The "Code Blue" worm has similarities with the Code Red worm, which caused widespread problems, said a worker at the police-run Computer Virus Treatment Center in Tianjin, about 54 miles from Beijing.

"We've already gotten hold of the virus and we're analyzing it," said the worker, who declined to be named.

He said his office had no estimate of how many computers or servers had been infected with the new worm.

In the United States, the first Code Red worm infected more than 250,000 systems in just nine hours on July 19, shortly after it was first reported, according to the National Infrastructure Protection Center at FBI headquarters.
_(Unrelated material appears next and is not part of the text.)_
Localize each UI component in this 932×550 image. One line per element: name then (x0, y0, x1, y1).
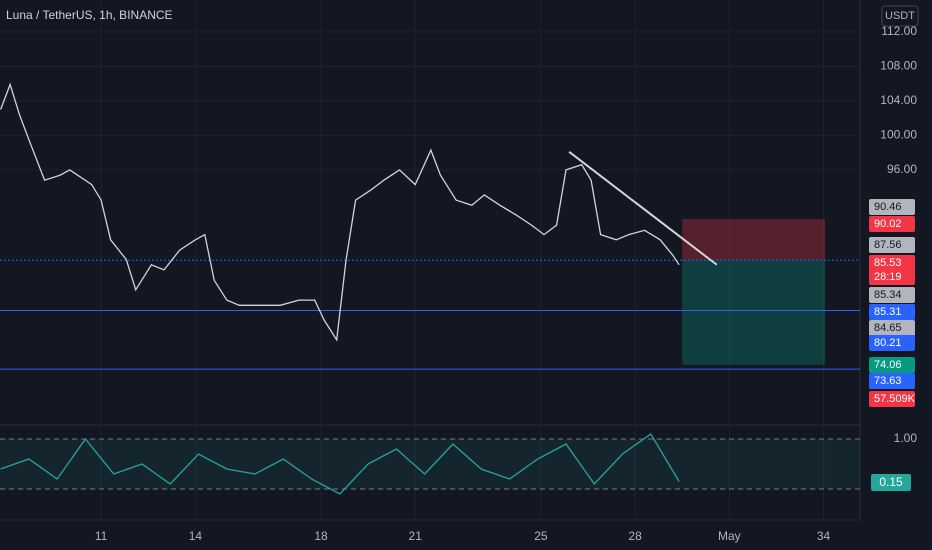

In August, a second version of the worm emerged, preying on computers and servers linked to the Internet running a version of Microsoft's Internet Information Server (IIS).

The Code Red II infected thousands of computers worldwide and prompted China's Ministry of Public Security to issue a public warning.

But the Code Red II worm faded away as people downloaded free patches from the Microsoft Web site which plugged the hole the worm used to enter computers.

According to the Ministry of Public Security, Code Red II struck more than 1,000 servers in China by August 22 in more than 20 provinces and cities.

But experts believe the real figure is much higher.

The worker at the center in Tianjin said the Code Blue worm infects computers exploits a different weakness in the software from the Code Red viruses.

The Code Blue worm, which is the work of a mischievous computer expert, slows infected computers, which eventually crash, the official Xinhua news agency said.

Last month, a nonpartisan investigative arm of the U.S. Congress, the General Accounting Office, said in written testimony that the Code Red virus was believed to have started at a university in Guangdong, China.

Asked about the congressional report, Navy Captain Robert West of the Joint Task Force for Network Operations, responsible for defending the U.S. military's information infrastructure, said the Defense Department was "not ready to attribute the Code Red worm to any specific actor at this point."

A spokeswoman for the FBI-led infrastructure protection center, Debbie Weireman, said the Code Red worm and successors known as Code Red II and SirCam were still under investigation.